While we were out, I discovered that qiviut is not just soft and beautiful. It’s incredibly practical.
When we turned north, the wind-whipped stinging flakes made the venture miserable, possibly even dangerous. I pointed out that we were not quite halfway around our usual circuit and if we turned around we would be home faster. R. wanted to push on. Either way, it looked like my face was going to hurt for another twenty minutes because we weren’t able to walk as quickly as usual. (The dogs’ opinions at the time: Even Tussah seemed to be enjoying herself. Ariel was downright grinning.)
I pulled up half of my qiviut gaiter so it covered my mouth and nose . . . well, between gaiter and hat, everything except a slit for my eyes was covered.
Not only did the gaiter improve my comfort level to the point where I wasn’t thinking frostbite, frostbite, frostbite, I discovered something magical about qiviut.

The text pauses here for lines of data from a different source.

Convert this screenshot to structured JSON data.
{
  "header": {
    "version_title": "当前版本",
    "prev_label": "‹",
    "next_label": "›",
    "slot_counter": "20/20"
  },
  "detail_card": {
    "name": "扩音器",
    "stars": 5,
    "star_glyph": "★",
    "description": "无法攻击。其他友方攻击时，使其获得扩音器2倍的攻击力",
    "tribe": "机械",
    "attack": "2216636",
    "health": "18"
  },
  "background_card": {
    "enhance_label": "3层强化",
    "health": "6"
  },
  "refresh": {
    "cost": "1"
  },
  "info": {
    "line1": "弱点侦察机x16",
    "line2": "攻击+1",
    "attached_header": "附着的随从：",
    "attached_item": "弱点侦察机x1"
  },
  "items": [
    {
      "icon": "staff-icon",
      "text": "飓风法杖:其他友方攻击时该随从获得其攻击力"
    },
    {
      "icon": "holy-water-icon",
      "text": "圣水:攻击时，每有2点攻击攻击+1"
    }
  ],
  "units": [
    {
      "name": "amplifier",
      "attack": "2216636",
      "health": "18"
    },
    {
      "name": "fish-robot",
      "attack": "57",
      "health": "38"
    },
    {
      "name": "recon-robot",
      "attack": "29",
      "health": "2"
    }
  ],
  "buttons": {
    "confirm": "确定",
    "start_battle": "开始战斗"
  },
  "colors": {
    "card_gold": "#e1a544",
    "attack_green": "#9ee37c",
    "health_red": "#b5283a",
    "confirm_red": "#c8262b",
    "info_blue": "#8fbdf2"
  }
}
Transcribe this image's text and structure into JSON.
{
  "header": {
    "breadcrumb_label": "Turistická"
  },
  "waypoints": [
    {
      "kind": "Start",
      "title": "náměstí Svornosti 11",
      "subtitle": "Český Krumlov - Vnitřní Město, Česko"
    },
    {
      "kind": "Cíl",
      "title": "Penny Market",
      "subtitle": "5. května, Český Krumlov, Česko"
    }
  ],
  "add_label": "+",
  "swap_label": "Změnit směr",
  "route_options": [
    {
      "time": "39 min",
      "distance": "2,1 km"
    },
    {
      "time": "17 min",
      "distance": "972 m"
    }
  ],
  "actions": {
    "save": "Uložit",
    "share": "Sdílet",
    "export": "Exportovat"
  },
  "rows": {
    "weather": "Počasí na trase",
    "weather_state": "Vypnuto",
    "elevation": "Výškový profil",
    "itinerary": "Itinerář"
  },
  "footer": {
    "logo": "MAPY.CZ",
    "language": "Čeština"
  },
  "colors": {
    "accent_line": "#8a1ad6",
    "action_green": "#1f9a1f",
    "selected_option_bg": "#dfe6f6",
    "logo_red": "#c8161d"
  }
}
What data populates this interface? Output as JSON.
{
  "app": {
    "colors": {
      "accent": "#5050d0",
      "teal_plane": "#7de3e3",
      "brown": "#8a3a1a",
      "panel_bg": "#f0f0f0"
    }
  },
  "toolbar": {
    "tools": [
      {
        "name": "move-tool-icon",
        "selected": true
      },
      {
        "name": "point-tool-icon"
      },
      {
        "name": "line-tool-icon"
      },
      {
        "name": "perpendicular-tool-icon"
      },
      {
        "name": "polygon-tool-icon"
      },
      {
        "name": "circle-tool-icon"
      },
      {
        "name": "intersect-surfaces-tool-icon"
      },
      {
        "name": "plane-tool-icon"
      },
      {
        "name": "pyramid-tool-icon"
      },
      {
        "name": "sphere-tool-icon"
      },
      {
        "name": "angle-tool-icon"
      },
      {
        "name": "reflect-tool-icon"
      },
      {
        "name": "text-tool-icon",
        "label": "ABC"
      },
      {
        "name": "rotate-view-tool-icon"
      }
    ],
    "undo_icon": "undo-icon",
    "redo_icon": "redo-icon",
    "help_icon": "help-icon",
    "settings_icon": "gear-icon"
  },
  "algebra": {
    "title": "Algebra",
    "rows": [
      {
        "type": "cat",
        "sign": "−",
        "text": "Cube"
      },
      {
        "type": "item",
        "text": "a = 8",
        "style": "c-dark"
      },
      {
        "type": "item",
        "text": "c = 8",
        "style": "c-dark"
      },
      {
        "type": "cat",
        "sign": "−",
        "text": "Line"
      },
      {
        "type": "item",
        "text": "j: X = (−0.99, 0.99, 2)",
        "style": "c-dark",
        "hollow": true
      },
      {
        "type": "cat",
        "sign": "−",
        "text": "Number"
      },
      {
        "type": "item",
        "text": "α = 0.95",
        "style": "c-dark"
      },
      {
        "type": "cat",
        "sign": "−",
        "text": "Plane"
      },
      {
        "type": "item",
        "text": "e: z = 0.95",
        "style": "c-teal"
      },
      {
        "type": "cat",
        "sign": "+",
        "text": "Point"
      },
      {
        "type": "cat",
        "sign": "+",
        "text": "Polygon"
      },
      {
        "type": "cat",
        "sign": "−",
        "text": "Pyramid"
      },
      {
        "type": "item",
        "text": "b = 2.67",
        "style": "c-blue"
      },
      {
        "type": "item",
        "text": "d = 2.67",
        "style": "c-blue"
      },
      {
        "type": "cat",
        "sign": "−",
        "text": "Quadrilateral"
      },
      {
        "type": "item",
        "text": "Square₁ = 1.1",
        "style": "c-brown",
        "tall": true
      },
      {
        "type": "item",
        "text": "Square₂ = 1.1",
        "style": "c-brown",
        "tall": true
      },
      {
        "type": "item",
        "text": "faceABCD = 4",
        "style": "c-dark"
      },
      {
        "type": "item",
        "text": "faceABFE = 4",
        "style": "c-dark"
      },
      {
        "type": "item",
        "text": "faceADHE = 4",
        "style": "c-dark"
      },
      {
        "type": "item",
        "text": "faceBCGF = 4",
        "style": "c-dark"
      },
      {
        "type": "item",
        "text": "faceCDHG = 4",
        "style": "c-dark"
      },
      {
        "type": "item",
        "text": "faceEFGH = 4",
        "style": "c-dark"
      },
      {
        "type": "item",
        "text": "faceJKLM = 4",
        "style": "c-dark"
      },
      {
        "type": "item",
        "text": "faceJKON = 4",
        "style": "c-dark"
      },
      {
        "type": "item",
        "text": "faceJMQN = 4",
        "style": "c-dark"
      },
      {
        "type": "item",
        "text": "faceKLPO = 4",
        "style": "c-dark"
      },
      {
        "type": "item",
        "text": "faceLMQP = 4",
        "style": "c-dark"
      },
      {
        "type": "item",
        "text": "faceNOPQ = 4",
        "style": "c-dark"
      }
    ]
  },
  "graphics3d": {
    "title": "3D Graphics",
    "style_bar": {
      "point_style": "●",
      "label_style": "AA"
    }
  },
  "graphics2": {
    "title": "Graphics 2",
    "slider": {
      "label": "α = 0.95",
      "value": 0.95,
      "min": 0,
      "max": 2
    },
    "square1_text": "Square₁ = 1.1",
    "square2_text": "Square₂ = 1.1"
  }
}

You can breathe through it.
I have never liked to pull a scarf or balaclava over my face, except when there was no other way to avoid painful exposure to cold. I don’t like the sense of being closed in. I’ve lived in far northern states where I’ve reluctantly put up with the feeling of being smothered.
Having the qiviut over my face was a completely different experience: warmth without the sense of being trapped.
Less than one ounce of qiviut = miracle. My neck stayed nice and warm, too. I have a tiny bit of frostnip that wouldn’t be there if I’d thought of the pulled-up gaiter trick a half-block earlier. Next time I’ll know!
R. just came in with the announcement that "it’s not great, but it’s legal!" One of our city’s laws is that sidewalks must be cleared within 24 hours of the end of a snowfall. It’s part of the criminal, not civil, code, although they’re talking about changing it to civil. Does this requirement always make sense? No. And I figured today was one of those days when no one from the city would be out writing summonses. But yes, we’re legal. Here’s what R. had to shovel just to get to the sidewalk (yes, I shoveled yesterday, big help that was):
Now she’s warmed up enough to do her morning exercise routine, even though she didn’t get to take a walk with the dogs.
Before I got out of bed this morning, I did some writing and then started the narrow-band patterning on the body of my Norsk Strikkedesign-inspired sweater. The rows are long in the body so the progress is slower than on the sleeves, but I expect I’ll finish that bit of patterning (and start doing whatever I do for the armholes) between other activities today.
I have no precise idea what was going on with the stitch counts when I started the narrow band on the body. I counted the stitches a couple of times and planned how to start and end the design in order to have the motif centered on the back and mirrored across the front opening, but when I went to work the first row I needed to increase one stitch at each side seam to accommodate my plan. There should have been a one-stitch discrepancy. I don’t know why I was two short instead of one. However, I’d rather increase one stitch at each side than one stitch at one side, not that it makes any difference for a garment that will be worn on a body that is not precisely symmetrical anyway. Only the most perfectionistic person (which I can sometimes be) would care.
In a snowstorm, anything that gets a warm sweater closer to done (and gives me more actual knitting time) is good. Including a bit of fudging no one will notice and I’ll forget about.
And now I’m going to mess with that layout some more.